By the time a successful lobbyist and his wife, a nurse, reached their 70s, they’d acquired many of the prizes that come with prosperity: an opulent house and a nest egg large enough for a plush retirement. Yet, in their upscale neighborhood they felt isolated, alone and unhappy. So they searched for a place with more of a community feel.
Ultimately, the couple sold their suburban manse and bought a two-bedroom unit in a newly built retirement community that made social interaction a priority. This banished the couple’s feelings of loneliness.
The AARP Foundation, the Washington, D.C.-based nonprofit group, says social isolation is a major challenge for Americans. To help tackle the problem, it recently launched a new program to help older people connect to others in their area through resources for housing, transportation and volunteer activities. It’s called Connect2Affect.
“Social isolation is a complex problem, one that desperately needs our attention,” says Lisa Marsh Ryerson, the foundation’s president.
It’s not only those over age 50 -- AARP’s target audience -- who benefit from life in a friendly community. People of all ages, including young families, enjoy the sort of friendships that can bloom in welcoming neighborhoods, says Helen Dennis, an expert on psychologically healthy living at the University of Southern California.
“Isolation is much more of a problem than it was 10 years ago. It’s especially easy to feel isolated in metropolitan communities,” Dennis says.
Many homebuyers believe that moving to a suburban community with expensive houses will necessarily give them a warm, welcoming neighborhood. But that’s not always the case, says Mark Nash, a real estate analyst and author of “1001 Tips for Buying and Selling a Home.”
Because there’s no simple formula for finding a friendly neighborhood, Nash urges homebuyers to thoroughly investigate before making a move. Here are a few pointers:
-- Don’t rule out moving to a brand-new development.
Are you interested in moving to a newly constructed community or condo tower, but fear it could prove an unwelcoming place? If so, Nash suggests you learn more about the community before rejecting it based on what could be an unfounded belief.
Granted, many condo buildings are populated by young professionals or busy two-income families. Still, many who move to these new areas are highly motivated to build lasting friendships with neighbors.
“They’re open to making new friends because they have few established relationships,” Nash says.
-- Look into the social dynamics of any neighborhood you’re considering.
Homebuyers who want a friendly, interactive community are well advised to spend some time there looking for less-than-obvious clues about how people relate.
“Even the most prestigious neighborhoods can have real issues,” says Nash, noting that just a few problematic residents can create issues for an entire community.
“It only takes a couple of curmudgeons to make everyone a little sour. A couple of intense ‘partyaholic’ guys could also spoil a neighborhood if they’re always drawing the husbands together for late-night poker parties where too much drinking goes on,” he says.
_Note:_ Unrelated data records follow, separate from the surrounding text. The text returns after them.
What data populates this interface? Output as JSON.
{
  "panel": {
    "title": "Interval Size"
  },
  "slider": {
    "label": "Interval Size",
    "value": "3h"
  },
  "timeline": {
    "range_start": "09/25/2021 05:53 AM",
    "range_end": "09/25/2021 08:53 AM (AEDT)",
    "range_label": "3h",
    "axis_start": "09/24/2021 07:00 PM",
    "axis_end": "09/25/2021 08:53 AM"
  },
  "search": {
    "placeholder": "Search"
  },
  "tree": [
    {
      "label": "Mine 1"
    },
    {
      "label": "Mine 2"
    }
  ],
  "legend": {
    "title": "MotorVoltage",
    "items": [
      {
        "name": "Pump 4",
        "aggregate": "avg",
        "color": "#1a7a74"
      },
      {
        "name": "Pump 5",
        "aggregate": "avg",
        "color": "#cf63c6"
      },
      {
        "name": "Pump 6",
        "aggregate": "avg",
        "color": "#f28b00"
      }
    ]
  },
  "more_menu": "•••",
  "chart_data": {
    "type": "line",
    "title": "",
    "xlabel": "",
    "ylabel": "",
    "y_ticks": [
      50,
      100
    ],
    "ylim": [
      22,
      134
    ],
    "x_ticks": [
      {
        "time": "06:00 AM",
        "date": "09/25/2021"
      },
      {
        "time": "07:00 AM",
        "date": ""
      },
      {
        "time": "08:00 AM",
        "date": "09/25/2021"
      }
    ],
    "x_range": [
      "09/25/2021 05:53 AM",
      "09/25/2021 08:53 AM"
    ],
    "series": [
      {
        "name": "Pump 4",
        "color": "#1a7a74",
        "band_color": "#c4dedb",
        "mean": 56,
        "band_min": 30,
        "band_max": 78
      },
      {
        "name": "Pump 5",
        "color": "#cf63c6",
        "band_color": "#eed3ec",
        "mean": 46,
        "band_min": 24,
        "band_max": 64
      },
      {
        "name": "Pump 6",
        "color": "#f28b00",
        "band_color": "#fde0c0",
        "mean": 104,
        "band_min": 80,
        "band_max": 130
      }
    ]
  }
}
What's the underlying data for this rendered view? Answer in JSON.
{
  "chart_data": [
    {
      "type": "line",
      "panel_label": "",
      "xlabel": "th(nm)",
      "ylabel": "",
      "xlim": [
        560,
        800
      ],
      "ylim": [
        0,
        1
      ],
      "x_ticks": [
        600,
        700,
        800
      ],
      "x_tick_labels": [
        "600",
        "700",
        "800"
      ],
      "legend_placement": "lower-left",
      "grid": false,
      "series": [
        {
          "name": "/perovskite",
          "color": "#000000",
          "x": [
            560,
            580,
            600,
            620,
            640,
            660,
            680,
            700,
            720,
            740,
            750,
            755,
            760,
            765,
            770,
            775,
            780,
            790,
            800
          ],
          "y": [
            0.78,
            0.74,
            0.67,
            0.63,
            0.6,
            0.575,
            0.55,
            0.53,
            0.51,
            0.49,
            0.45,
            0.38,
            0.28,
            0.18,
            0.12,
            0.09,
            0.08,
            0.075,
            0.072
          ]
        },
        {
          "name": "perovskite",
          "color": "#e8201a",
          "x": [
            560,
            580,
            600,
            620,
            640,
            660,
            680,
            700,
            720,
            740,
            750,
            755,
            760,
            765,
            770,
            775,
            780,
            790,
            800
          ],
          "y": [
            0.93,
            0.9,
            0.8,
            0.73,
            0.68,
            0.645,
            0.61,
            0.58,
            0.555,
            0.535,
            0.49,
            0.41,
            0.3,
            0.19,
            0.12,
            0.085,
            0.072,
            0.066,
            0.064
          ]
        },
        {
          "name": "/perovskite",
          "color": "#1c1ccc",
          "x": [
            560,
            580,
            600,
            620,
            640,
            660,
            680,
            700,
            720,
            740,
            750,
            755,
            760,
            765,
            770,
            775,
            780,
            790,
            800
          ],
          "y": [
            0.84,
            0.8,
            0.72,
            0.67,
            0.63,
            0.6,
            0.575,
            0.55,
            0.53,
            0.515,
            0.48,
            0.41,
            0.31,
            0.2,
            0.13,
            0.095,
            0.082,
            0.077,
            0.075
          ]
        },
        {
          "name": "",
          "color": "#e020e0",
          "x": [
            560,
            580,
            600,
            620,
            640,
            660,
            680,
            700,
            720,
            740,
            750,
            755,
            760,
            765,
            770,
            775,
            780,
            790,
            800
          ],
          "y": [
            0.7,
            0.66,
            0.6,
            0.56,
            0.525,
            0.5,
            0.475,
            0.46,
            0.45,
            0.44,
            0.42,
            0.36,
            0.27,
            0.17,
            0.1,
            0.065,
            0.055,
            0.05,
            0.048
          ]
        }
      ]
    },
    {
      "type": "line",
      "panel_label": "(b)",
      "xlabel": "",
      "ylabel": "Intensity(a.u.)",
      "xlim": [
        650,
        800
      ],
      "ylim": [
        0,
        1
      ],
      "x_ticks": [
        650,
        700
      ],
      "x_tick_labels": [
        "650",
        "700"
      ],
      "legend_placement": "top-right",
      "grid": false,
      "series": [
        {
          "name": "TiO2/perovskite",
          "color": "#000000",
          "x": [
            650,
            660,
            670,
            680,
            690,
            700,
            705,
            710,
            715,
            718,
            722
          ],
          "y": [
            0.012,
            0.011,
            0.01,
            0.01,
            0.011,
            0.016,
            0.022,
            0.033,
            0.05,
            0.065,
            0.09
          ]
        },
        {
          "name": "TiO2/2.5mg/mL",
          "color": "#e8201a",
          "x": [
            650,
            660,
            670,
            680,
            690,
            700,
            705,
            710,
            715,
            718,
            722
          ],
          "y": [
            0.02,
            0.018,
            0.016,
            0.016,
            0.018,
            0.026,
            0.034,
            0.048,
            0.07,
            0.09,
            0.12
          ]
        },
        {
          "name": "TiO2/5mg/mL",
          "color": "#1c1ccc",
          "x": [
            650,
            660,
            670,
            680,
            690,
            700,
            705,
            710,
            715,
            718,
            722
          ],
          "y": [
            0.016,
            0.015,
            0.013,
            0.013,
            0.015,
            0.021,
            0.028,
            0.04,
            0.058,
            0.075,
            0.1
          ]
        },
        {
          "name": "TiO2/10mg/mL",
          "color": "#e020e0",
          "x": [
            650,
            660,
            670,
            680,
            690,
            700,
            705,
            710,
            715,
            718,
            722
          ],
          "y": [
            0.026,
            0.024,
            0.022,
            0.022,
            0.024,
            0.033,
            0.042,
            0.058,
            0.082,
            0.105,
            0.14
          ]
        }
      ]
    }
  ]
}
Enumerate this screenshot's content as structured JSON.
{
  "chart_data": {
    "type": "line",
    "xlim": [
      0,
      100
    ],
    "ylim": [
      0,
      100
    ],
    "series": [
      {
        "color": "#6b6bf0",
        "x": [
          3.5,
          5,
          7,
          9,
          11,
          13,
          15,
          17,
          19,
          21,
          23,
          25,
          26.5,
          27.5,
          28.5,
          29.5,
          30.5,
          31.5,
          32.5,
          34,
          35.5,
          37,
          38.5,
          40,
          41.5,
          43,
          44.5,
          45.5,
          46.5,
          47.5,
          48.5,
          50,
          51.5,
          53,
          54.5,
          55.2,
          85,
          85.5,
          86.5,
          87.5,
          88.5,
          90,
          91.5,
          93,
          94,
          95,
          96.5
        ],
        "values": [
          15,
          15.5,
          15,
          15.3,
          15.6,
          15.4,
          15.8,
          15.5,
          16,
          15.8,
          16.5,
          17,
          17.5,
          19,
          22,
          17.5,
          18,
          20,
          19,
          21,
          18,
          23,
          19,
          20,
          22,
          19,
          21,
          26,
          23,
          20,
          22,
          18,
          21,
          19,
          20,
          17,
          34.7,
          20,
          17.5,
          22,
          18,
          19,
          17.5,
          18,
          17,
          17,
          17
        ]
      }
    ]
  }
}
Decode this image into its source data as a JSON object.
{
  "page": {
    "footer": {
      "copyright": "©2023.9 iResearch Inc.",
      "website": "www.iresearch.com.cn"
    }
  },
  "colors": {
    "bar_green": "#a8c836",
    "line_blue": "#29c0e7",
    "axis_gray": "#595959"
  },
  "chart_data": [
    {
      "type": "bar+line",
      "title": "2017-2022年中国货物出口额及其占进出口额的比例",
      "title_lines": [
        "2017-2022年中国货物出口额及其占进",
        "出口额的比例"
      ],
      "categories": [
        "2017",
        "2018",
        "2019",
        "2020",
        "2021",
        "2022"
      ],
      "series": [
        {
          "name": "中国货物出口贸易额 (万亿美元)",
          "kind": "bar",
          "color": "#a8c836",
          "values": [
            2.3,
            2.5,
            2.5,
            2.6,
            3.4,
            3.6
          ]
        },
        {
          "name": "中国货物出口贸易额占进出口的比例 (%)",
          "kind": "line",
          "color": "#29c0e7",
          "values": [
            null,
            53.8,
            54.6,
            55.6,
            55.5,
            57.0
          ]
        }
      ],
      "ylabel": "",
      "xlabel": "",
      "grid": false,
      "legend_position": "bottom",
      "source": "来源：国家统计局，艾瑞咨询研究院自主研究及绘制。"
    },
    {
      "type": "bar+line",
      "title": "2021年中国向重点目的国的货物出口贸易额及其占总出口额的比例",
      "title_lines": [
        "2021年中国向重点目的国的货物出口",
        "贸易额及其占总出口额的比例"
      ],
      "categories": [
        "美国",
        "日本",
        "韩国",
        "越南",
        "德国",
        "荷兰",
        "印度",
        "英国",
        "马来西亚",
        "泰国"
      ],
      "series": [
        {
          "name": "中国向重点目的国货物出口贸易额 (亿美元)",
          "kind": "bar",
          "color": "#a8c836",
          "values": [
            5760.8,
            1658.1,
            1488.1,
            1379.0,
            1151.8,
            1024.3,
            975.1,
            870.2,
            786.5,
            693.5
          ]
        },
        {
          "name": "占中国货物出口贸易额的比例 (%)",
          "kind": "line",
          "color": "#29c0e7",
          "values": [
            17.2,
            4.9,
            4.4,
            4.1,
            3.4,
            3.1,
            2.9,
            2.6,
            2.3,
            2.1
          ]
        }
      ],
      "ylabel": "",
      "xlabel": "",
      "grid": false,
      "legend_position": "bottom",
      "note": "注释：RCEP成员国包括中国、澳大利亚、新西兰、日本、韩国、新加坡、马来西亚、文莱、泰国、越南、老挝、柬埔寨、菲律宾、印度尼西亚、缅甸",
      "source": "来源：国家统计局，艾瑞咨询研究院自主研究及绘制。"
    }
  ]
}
To learn more about the underlying social dynamics of a community, don’t hesitate to go door-to-door and strike up conversations with residents, or talk to local shopkeepers. Ask them about the pros and cons of living in the area.
-- Visit a community you’re considering on multiple occasions.
Nash suggests that those with a strong interest in a community visit the area at varied hours to look for patterns of human behavior. Also, consider visiting on a weekday as well as the weekend.
“Walk or drive through the neighborhood four times in a day, during the morning, at mid-afternoon, at dinnertime and at 11 p.m. Notice whether people are relating to each other or staying holed up in their homes nearly all of the time,” he says.
In some neighborhoods, residents are superficially friendly yet don’t build in-depth relationships with each other.
“Perhaps you’ll see people out walking their dogs who smile and wave to each other. But they seem too busy to stop and communicate,” Nash says.
-- Never forget that friendship is a two-way street.
Those with a support structure within the immediate radius of their home have many advantages. Not only can they borrow the cup of sugar they need to finish that batch of cookies they’re baking, they can also find neighbors to help ensure the security of their home while they’re away, for example. Most importantly, they can count on help in an emergency situation.
“Suppose there’s a flood in your area while you’re on vacation and you need urgent help until you can fly home,” Nash says.
But as Nash stresses, moving to a friendly neighborhood won’t guarantee that you develop a strong support structure -- unless you invest time and energy in creating positive relationships that are genuinely give-and-take. You need to socialize during times of celebration as well as in times of need.
“All good relationships -- and that includes relationships with fellow residents -- must be reciprocal if they are to be strong and enduring,” he says.